With SEC fines and Congressional reprimands over meme stocks and gamified trading in its rearview mirror, Robinhood has emerged as the biggest traditional broker trading crypto, especially meme coins.By Javier Paz, Forbes Staff
The world’s 8th most valuable crypto, $39 billion (market cap) dogecoin has been on a tear. In the last 12 months the token, which represents nothing more than faith in the digital image of an adorable shiba inu dog, has gained 220%.
That’s wonderful news for Menlo Park, CA’s Robinhood, because recent SEC filings revealed that the crypto-friendly discount broker’s customers owned about 35 billion dogecoin tokens, about 24% of the memecoin’s entire circulating supply, worth about $8.8 billion today, but as much as $16.4 billion in December 2024.

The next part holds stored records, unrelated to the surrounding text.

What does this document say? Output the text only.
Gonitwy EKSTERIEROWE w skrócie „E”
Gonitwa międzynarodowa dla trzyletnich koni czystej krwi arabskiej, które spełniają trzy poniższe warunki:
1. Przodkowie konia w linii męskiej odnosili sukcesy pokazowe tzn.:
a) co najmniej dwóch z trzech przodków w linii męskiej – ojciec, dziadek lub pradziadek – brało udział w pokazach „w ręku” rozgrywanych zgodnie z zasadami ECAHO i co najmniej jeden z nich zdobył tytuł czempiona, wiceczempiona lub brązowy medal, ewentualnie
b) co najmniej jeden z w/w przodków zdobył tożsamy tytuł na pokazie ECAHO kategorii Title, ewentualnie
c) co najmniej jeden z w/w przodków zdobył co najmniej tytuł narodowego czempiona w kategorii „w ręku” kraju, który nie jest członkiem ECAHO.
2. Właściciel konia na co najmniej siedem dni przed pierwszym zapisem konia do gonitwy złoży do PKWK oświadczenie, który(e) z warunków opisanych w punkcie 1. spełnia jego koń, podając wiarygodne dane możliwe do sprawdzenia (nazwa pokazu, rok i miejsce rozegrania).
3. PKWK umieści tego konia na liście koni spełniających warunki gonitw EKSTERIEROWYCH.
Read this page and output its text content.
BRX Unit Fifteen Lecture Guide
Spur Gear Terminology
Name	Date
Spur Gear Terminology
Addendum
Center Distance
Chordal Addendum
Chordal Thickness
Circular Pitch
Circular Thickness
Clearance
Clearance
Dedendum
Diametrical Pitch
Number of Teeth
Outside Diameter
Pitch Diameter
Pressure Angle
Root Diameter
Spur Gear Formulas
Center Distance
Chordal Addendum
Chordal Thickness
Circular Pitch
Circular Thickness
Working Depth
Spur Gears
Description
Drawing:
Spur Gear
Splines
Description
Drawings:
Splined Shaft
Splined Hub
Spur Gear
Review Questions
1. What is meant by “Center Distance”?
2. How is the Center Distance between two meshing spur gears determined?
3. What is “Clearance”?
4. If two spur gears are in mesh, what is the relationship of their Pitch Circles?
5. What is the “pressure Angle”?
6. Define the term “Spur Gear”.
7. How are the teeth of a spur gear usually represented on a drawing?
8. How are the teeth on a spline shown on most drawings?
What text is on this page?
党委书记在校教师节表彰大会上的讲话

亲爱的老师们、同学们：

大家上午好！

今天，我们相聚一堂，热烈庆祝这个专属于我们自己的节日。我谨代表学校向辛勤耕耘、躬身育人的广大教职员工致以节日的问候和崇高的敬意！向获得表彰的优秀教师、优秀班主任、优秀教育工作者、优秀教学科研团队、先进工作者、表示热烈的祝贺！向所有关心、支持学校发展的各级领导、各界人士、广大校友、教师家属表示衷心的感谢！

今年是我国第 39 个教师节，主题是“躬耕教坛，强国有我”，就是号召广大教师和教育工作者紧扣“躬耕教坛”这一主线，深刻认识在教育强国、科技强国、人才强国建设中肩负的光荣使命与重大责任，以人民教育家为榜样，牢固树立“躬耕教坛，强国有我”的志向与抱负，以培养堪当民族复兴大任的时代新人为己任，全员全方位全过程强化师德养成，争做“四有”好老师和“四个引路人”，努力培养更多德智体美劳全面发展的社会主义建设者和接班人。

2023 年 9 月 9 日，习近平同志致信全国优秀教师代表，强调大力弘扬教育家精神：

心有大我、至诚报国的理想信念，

Of course dogecoin is not the only crypto Robinhood’s millions of customers are fond of trading. The broker is now the leading traditional brokerage firm in digital assets and is beginning to challenge the market dominance of crypto exchange-purists like Coinbase. According to Robinhood’s fourth quarter results, released yesterday, cryptocurrencies were the firm’s number one revenue generator accounting for $358 million of its $1.01 billion in Q4 net revenues, or 35%. For the full year 2024, total revenues increased 58% to $2.95 billion, while net income was up 10-fold to $916 million.

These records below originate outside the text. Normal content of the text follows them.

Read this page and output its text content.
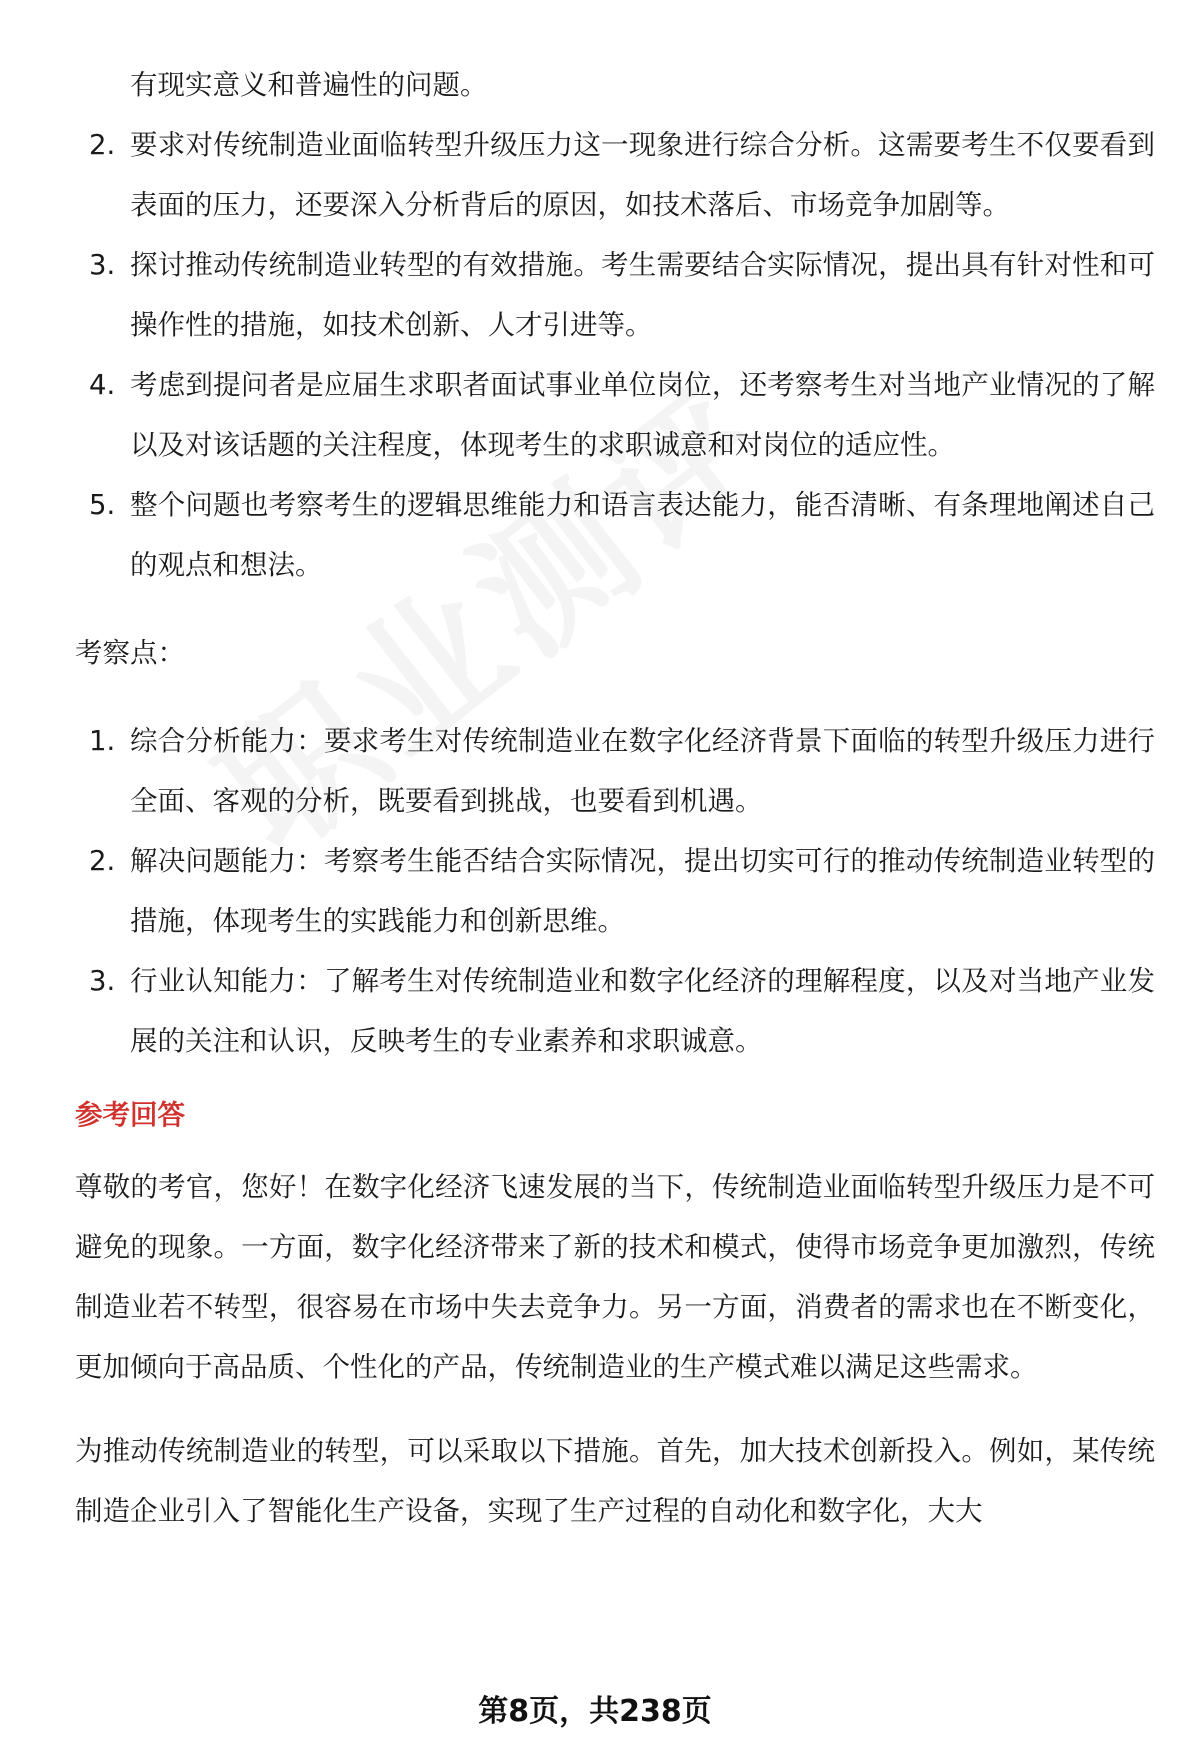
有现实意义和普遍性的问题。
2. 要求对传统制造业面临转型升级压力这一现象进行综合分析。这需要考生不仅要看到表面的压力，还要深入分析背后的原因，如技术落后、市场竞争加剧等。
3. 探讨推动传统制造业转型的有效措施。考生需要结合实际情况，提出具有针对性和可操作性的措施，如技术创新、人才引进等。
4. 考虑到提问者是应届生求职者面试事业单位岗位，还考察考生对当地产业情况的了解以及对该话题的关注程度，体现考生的求职诚意和对岗位的适应性。
5. 整个问题也考察考生的逻辑思维能力和语言表达能力，能否清晰、有条理地阐述自己的观点和想法。
考察点：
1. 综合分析能力：要求考生对传统制造业在数字化经济背景下面临的转型升级压力进行全面、客观的分析，既要看到挑战，也要看到机遇。
2. 解决问题能力：考察考生能否结合实际情况，提出切实可行的推动传统制造业转型的措施，体现考生的实践能力和创新思维。
3. 行业认知能力：了解考生对传统制造业和数字化经济的理解程度，以及对当地产业发展的关注和认识，反映考生的专业素养和求职诚意。
参考回答

尊敬的考官，您好！在数字化经济飞速发展的当下，传统制造业面临转型升级压力是不可避免的现象。一方面，数字化经济带来了新的技术和模式，使得市场竞争更加激烈，传统制造业若不转型，很容易在市场中失去竞争力。另一方面，消费者的需求也在不断变化，更加倾向于高品质、个性化的产品，传统制造业的生产模式难以满足这些需求。

为推动传统制造业的转型，可以采取以下措施。首先，加大技术创新投入。例如，某传统制造企业引入了智能化生产设备，实现了生产过程的自动化和数字化，大大

第8页，共238页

Of the 20 or so cryptos the brokerage firm permits on its platform there are five other memecoins, BONK, Shiba Inu, Dogwifhat, Trump coin and Pepecoin, the cartoon frog sometimes associated with the alt-right. Bitcoin and Ethereum are also popular on Robinhood but so are seven zombie blockchains including Bitcoin Cash, Stellar, and Tezos. These billion dollar tokens trade actively but have almost no productive application other than to act as vehicles for speculation.
“In the Robinhood main app, we are going to keep adding [crypto assets] and continue to accelerate. In fact we have added seven new assets since the election,” said co-founder and CEO Vlad Tenev, during the company’s earnings call. “We have the engineering and infrastructure capabilities to add tokens remarkably quickly.”
It is no surprise that the billionaire founders of Robinhood, Tenev and Baiju Bhatt, who launched their upstart zero-commission brokerage in 2013 with the ostensibly noble mission to democratize investing, have again embraced a diet of junk food to nourish their crypto-hungry young traders. Robinhood has long courted rookie investors by gamifying its platform. Some 75% of its 25 million active accounts are held by Millennial and Gen Z investors. Like meme stocks, whose trading often defies traditional valuation metrics, meme coins go a step further–there are no real assets or fundamentals, period. How does one estimate the future earnings prospects of a picture of a dog with a knit cap on that has a market capitalization of $595 million?